Documentation

BAIL D'HABITATION

Location meublée de courte durée en région parisienne : sanction d’un défaut d’autorisation administrative de changement d’affectation.

CA PARIS, ch.1-3, 4 septembre 2012, n°11-21971, Farajdi c/ Proc.gén.

L’arrêt rendu le 4 septembre 2012 par la Cour d’Appel de PARIS s’inscrit dans un contexte défavorable au changement d’affectation des locaux à usage d’habitation.

Les locaux d’habitation sont définis par l’article L. 631-7 alinéa 2 du Code de la Construction et de l’Habitation, qui inclut les locaux meublés donnés en location dans les conditions de l’article L. 632-1. Les conditions posées par l’article L. 632-1 du Code de la Construction et de l’Habitation imposent que le local constitue la résidence principale du locataire et que le bail soit conclu par écrit pour une durée minimale d’un an (9 mois pour les étudiants).

Ainsi, les locaux meublés donnés à bail pour une durée inférieure à un an ne sont pas considérés comme des locaux à usage d’habitation et échappent à la loi du 6 juillet 1989. L'article L. 631-7 du Code de la Construction et de l’Habitation impose au bailleur qui souhaite donner à bail des locaux meublés pour une courte durée (tourisme, affaires) de solliciter une autorisation auprès de la municipalité lorsque le local est situé dans PARIS, dans une commune de la petite couronne ou dans une commune de plus de 200.000 habitants. Or, une telle autorisation est pratiquement impossible à obtenir à PARIS puisque la municipalité la subordonne à une compensation, c’est-à-dire à la transformation concomitante d’un local similaire ayant un autre usage en local d’habitation.
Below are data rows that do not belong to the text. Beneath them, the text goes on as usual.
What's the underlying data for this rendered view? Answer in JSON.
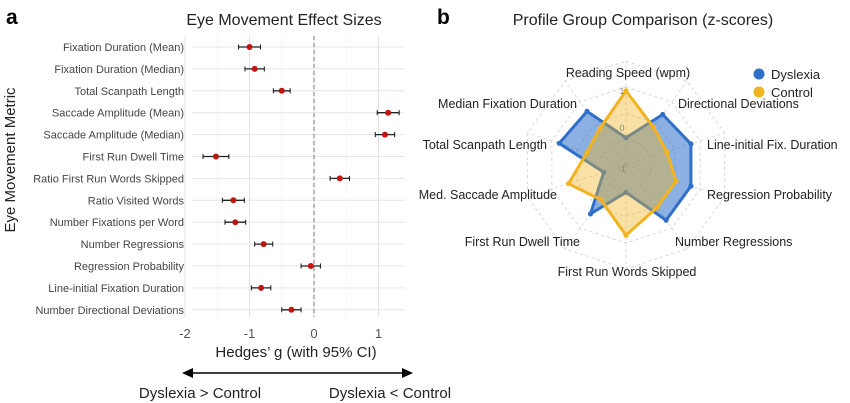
{
  "panel_a": {
    "letter": "a",
    "chart_data": {
      "type": "forest",
      "title": "Eye Movement Effect Sizes",
      "xlabel": "Hedges’ g (with 95% CI)",
      "ylabel": "Eye Movement Metric",
      "xlim": [
        -2,
        1.4
      ],
      "xticks": [
        "-2",
        "-1",
        "0",
        "1"
      ],
      "grid": true,
      "reference_line": 0,
      "metrics": [
        "Fixation Duration (Mean)",
        "Fixation Duration (Median)",
        "Total Scanpath Length",
        "Saccade Amplitude (Mean)",
        "Saccade Amplitude (Median)",
        "First Run Dwell Time",
        "Ratio First Run Words Skipped",
        "Ratio Visited Words",
        "Number Fixations per Word",
        "Number Regressions",
        "Regression Probability",
        "Line-initial Fixation Duration",
        "Number Directional Deviations"
      ],
      "estimates": [
        -1.0,
        -0.92,
        -0.5,
        1.15,
        1.1,
        -1.52,
        0.4,
        -1.25,
        -1.22,
        -0.78,
        -0.05,
        -0.82,
        -0.35
      ],
      "ci_low": [
        -1.17,
        -1.07,
        -0.63,
        0.98,
        0.95,
        -1.72,
        0.25,
        -1.42,
        -1.38,
        -0.92,
        -0.2,
        -0.97,
        -0.5
      ],
      "ci_high": [
        -0.83,
        -0.77,
        -0.37,
        1.32,
        1.25,
        -1.32,
        0.55,
        -1.08,
        -1.06,
        -0.64,
        0.1,
        -0.67,
        -0.2
      ],
      "colors": {
        "point": "#c0150f",
        "error_bar": "#222222"
      }
    },
    "direction": {
      "left": "Dyslexia > Control",
      "right": "Dyslexia < Control"
    }
  },
  "panel_b": {
    "letter": "b",
    "chart_data": {
      "type": "radar",
      "title": "Profile Group Comparison (z-scores)",
      "axes": [
        "Reading Speed (wpm)",
        "Directional Deviations",
        "Line-initial Fix. Duration",
        "Regression Probability",
        "Number Regressions",
        "First Run Words Skipped",
        "First Run Dwell Time",
        "Med. Saccade Amplitude",
        "Total Scanpath Length",
        "Median Fixation Duration"
      ],
      "range": [
        -1,
        1
      ],
      "ring_labels": [
        "1",
        "0",
        "-1"
      ],
      "series": [
        {
          "name": "Dyslexia",
          "color": "#2f6fca",
          "values": [
            -0.3,
            0.6,
            0.75,
            0.75,
            0.75,
            -0.3,
            0.55,
            -0.4,
            0.8,
            0.7
          ]
        },
        {
          "name": "Control",
          "color": "#f1b41f",
          "values": [
            0.9,
            0.2,
            0.1,
            0.35,
            0.35,
            0.8,
            0.1,
            0.55,
            0.05,
            0.15
          ]
        }
      ],
      "legend_position": "top-right"
    }
  }
}
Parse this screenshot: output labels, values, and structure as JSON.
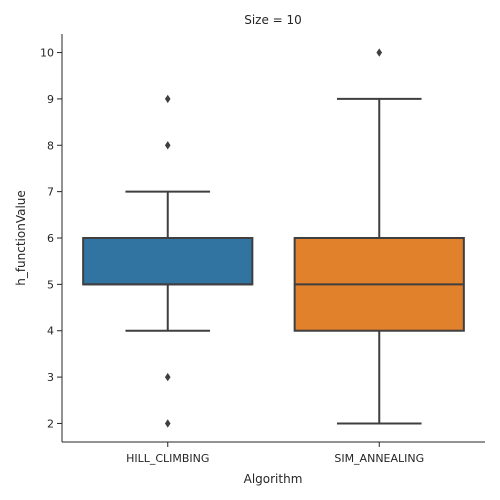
{
  "chart_data": {
    "type": "box",
    "title": "Size = 10",
    "xlabel": "Algorithm",
    "ylabel": "h_functionValue",
    "categories": [
      "HILL_CLIMBING",
      "SIM_ANNEALING"
    ],
    "ylim": [
      1.6,
      10.4
    ],
    "yticks": [
      2,
      3,
      4,
      5,
      6,
      7,
      8,
      9,
      10
    ],
    "grid": false,
    "boxes": [
      {
        "category": "HILL_CLIMBING",
        "color": "#3274a1",
        "whisker_low": 4,
        "q1": 5,
        "median": 5,
        "q3": 6,
        "whisker_high": 7,
        "outliers": [
          2,
          3,
          8,
          9
        ]
      },
      {
        "category": "SIM_ANNEALING",
        "color": "#e1812c",
        "whisker_low": 2,
        "q1": 4,
        "median": 5,
        "q3": 6,
        "whisker_high": 9,
        "outliers": [
          10
        ]
      }
    ],
    "line_color": "#3f3f3f"
  }
}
L’arrêt de la Cour d’Appel de PARIS du 4 septembre 2012 illustre la sévérité des sanctions applicables en cas de défaut d’autorisation. En l’espèce, les propriétaires avaient loué cinq appartements meublés à PARIS pour des durées inférieures à un an sans solliciter d’autorisation préalable au changement d’usage de ces locaux destinés initialement à l’habitation. A la suite des poursuites engagées par le Procureur de la République, les propriétaires ont régularisé leur situation en concluant des baux d’une année. Néanmoins, la Cour d’Appel aggrave la sanction prononcée en première instance (2.500 € par infraction) et les condamne à 10.000 € par infraction soit 50.000 € d’amende. Un précédent arrêt de 2011 est ainsi confirmé sans ambigüité par la Cour d’Appel (CA PARIS, ch. 1-3, 24 mai 2011, n°10/23802, Carrara c/ Proc. De la République).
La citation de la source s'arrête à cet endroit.